I cattolici italiani e la scienza. Il discorso apologetico sulla stampa clericale nell'età del positivismo
Carlo Bovolo
Libro: Libro in brossura
editore: Editrice Bibliografica
anno edizione: 2017
pagine: 144
Nel corso dell'Ottocento la scienza assunse un ruolo imprescindibile nella società e nella cultura italiane: di fronte alle innovazioni tecniche, ai progressi dell'industria, alle nuove teorie, discipline e paradigmi scientifici (dal darwinismo al positivismo, fino alla psichiatria e all'antropologia criminale), i cattolici non poterono ignorare questa centralità, che minacciava il ruolo della dottrina cristiana. Si diffuse così in alcuni settori del movimento cattolico la necessità di costruire una scienza in accordo con la Rivelazione, con l'obiettivo di elaborare strategie apologetiche per appropriarsi di tematiche scientifiche in ottica cristiana, di controbattere alle accuse e alle teorie materialistiche di scienziati laici, di adoperarsi per una divulgazione scientifica in armonia con la fede. La scienza divenne uno degli strumenti al servizio della propaganda cattoliche, usata con forza dalla stampa clericale.

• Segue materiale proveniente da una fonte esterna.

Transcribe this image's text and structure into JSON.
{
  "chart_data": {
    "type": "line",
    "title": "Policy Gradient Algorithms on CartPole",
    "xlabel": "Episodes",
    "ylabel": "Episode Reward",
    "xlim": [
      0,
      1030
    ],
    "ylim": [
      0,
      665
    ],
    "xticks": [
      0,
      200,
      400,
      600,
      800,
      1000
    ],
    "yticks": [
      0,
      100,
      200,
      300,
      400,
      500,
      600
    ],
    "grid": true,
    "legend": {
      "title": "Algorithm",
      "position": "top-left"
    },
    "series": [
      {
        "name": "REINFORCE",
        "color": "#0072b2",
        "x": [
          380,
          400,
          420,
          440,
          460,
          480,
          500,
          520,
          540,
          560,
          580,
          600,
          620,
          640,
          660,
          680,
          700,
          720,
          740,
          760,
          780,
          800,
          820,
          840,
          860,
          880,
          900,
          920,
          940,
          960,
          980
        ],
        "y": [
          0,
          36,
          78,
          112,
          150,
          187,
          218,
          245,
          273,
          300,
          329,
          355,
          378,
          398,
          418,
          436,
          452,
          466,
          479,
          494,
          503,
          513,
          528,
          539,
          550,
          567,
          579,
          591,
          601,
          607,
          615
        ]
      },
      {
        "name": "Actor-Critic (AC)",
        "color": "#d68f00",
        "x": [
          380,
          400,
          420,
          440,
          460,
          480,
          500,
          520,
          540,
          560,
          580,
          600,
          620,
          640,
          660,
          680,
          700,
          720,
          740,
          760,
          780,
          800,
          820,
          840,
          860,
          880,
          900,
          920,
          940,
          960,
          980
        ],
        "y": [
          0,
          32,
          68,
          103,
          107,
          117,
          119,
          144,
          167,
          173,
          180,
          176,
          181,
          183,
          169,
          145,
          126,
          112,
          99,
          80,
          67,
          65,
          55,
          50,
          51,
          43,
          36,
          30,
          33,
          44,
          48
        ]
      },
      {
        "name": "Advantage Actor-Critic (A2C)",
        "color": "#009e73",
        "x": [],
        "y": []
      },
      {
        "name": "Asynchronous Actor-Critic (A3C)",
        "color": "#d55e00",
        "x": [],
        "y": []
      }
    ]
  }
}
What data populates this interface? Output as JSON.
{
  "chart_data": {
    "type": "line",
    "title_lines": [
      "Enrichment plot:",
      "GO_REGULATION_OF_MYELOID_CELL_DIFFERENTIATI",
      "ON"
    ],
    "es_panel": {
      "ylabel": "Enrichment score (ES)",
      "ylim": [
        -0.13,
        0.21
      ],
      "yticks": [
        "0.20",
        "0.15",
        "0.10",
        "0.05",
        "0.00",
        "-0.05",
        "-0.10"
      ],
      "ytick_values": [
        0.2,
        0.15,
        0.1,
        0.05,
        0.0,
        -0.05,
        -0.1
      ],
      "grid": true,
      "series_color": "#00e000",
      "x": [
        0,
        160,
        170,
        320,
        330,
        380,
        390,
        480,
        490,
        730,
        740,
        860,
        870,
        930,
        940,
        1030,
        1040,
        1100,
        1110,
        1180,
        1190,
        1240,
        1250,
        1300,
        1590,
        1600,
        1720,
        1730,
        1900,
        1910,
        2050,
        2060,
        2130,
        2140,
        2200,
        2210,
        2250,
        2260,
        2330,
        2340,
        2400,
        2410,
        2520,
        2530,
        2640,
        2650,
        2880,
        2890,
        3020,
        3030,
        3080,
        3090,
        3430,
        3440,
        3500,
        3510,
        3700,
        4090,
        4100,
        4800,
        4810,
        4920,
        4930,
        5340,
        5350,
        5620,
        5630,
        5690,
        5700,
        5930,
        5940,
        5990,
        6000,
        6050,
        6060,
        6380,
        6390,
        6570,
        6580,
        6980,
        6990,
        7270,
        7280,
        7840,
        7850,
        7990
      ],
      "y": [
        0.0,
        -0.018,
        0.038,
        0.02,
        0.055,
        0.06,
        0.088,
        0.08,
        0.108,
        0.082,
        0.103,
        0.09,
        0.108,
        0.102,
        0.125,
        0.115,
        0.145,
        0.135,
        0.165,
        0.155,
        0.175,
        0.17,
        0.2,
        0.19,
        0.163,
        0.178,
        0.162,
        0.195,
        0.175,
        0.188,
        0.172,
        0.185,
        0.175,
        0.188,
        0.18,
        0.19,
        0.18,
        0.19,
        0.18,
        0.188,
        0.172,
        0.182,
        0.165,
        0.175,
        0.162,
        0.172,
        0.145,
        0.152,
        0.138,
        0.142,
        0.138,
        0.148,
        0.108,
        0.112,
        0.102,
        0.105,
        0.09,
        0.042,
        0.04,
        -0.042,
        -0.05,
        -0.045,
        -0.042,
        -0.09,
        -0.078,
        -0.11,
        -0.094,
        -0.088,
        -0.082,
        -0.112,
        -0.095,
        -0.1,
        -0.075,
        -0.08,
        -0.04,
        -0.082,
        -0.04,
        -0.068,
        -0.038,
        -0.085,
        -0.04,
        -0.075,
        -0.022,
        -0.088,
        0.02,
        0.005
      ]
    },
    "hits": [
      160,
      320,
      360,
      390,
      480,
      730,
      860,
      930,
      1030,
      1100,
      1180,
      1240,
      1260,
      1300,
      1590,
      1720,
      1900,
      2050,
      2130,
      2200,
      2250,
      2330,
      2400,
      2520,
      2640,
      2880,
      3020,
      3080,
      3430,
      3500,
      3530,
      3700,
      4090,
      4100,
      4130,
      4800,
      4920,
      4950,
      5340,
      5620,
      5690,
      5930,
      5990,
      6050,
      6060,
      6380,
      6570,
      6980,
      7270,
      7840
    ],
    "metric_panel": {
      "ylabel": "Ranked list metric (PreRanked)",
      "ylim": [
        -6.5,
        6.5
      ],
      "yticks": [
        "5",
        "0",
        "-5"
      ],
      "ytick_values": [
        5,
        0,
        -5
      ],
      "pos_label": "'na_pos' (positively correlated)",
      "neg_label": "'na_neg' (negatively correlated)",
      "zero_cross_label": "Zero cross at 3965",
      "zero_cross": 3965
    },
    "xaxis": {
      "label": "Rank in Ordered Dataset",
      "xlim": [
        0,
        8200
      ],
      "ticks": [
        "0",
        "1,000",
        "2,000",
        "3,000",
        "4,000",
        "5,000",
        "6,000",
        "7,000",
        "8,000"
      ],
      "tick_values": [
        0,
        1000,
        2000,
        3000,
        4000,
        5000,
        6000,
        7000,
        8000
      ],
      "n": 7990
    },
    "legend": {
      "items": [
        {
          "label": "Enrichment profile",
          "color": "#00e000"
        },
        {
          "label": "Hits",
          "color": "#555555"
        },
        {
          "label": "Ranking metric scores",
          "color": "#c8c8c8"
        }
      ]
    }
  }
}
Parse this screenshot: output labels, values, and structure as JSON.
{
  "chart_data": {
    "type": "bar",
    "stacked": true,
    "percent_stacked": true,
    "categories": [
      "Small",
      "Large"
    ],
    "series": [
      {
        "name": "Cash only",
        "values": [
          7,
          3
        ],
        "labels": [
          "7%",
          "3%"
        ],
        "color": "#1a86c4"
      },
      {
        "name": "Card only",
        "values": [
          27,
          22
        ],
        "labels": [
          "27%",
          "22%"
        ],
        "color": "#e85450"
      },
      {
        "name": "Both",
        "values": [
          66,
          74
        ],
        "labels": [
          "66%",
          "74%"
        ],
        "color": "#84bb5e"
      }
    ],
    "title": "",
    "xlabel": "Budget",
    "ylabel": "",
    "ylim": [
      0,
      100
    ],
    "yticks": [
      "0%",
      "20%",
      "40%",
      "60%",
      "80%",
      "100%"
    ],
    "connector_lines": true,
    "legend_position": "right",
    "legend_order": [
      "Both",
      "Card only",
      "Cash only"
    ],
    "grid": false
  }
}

Nella scienza, infatti, erano individuate le obiezioni alla teoria di Darwin sull'evoluzione delle specie; la medicina e la fisiologia, nell'incapacità di dimostrare le cause naturali e patologiche di episodi quali estasi, stimmate, guarigioni miracolose, prodigi di reliquie, ne confermavano l'origine divina. Pur criticando il mito del progresso, scoperte e innovazioni tecnologiche erano ricondotte all'interno di un disegno provvidenziale; si rivendicava il contributo di scienziati cattolici ed ecclesiastici e, di conseguenza, la legittimità degli interventi dei cattolici in questioni scientifiche.